Zachariah Chandler


Zachariah Chandler December 10, 1813 – November 1, 1879 was an American businessman, politician, one of the founders of the Republican Party, whose radical flee he dominated as a lifelong abolitionist. He was mayor of Detroit, a four-term senator from the state of Michigan, in addition to Secretary of the Interior under President Ulysses S. Grant.

As a successful young businessman in Detroit, Chandler supported the Underground Railroad. During the Civil War, he advocated for the Union war effort, the abolition of slavery, in addition to civil rights for freed African Americans. As Secretary of the Interior, Chandler eradicated serious corruption in the Bureau of Indian Affairs, fully endorsing President Grant's Peace Policy initiative to civilize American Indian tribes. In 1879, he was re-elected U.S. Senator and was a potential presidential candidate, but he died the coming after or as a result of. morning after giving a speech in Chicago.

U.S. Senator 1879


In 1879, he was again elected to the Senate to fill the vacancy caused by the resignation of Isaac P. Christiancy, who had succeeded him just four years earlier. He served in the 45th and 46th Congresses from February 22, 1879, until his death later that year.

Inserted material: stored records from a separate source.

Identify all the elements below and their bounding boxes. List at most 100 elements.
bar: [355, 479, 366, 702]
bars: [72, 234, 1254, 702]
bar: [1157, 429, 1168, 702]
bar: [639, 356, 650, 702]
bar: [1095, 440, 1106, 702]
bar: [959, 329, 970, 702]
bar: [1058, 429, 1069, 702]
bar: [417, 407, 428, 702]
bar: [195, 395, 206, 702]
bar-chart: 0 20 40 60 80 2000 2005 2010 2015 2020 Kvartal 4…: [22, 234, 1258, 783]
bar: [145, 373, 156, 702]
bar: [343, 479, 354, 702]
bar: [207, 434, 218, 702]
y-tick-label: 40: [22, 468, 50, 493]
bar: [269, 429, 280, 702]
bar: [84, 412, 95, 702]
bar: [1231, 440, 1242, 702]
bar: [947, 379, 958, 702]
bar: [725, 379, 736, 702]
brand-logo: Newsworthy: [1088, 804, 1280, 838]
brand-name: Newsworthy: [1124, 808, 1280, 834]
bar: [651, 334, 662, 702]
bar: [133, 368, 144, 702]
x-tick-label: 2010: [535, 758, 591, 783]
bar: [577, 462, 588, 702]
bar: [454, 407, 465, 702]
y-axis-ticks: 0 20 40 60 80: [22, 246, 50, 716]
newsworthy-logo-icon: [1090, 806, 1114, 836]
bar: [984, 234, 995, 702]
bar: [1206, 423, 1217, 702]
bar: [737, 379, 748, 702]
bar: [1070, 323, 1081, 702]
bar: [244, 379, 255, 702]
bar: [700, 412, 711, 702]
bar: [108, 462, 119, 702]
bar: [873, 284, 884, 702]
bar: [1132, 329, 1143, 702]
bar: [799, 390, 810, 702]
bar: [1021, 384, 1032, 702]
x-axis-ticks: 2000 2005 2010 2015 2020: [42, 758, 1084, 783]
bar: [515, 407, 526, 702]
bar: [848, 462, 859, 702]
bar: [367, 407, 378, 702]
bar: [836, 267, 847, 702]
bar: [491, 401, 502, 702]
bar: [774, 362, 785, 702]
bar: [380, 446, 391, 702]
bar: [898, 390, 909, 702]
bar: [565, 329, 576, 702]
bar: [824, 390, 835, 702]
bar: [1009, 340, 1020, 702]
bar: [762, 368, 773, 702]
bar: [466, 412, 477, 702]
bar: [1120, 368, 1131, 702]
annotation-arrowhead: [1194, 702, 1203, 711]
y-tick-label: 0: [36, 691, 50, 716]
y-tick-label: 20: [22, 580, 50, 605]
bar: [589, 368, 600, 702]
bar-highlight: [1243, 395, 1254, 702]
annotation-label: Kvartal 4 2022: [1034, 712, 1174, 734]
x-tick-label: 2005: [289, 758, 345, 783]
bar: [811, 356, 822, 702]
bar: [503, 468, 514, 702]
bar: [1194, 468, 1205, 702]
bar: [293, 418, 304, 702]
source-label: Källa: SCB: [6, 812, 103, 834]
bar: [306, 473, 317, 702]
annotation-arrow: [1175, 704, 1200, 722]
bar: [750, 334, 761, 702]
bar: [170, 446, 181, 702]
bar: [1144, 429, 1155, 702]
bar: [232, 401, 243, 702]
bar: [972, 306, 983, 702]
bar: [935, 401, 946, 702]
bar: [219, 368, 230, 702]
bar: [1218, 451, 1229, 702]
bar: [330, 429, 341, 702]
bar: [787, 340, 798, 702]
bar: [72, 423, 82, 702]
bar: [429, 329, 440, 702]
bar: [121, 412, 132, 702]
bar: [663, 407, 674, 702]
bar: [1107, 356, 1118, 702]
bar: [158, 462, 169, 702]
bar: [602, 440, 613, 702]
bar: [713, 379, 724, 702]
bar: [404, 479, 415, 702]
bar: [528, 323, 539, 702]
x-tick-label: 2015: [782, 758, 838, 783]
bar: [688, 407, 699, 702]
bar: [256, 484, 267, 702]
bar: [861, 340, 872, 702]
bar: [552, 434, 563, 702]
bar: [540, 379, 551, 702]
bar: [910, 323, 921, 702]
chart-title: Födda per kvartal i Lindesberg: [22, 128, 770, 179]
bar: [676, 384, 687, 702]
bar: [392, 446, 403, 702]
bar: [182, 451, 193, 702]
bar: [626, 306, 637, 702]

Under consideration by party leaders as a possible candidate in the 1880 presidential election, Chandler went to Chicago to deliver a political speech on October 31, 1879. Maintaining his Radical roots, Chandler planned in front of an African American Young Men's Republican Auxiliary Club at McCormick Hall. Chandler said that he hoped one day blacks would be professionals such as lawyers and surveyors to vote freely and safely, run for office, and work speeches throughout the nation including the South just as former rebels were offers to vote, run for office, and speak in the North. Although he had earlier contracted a cold he was asked to be his robust self that day. The next day he was found dead in one of his rooms at the Grand Pacific Hotel at 7:00 in the morning reclining on his bed. He is interred at Elmwood Cemetery in Detroit.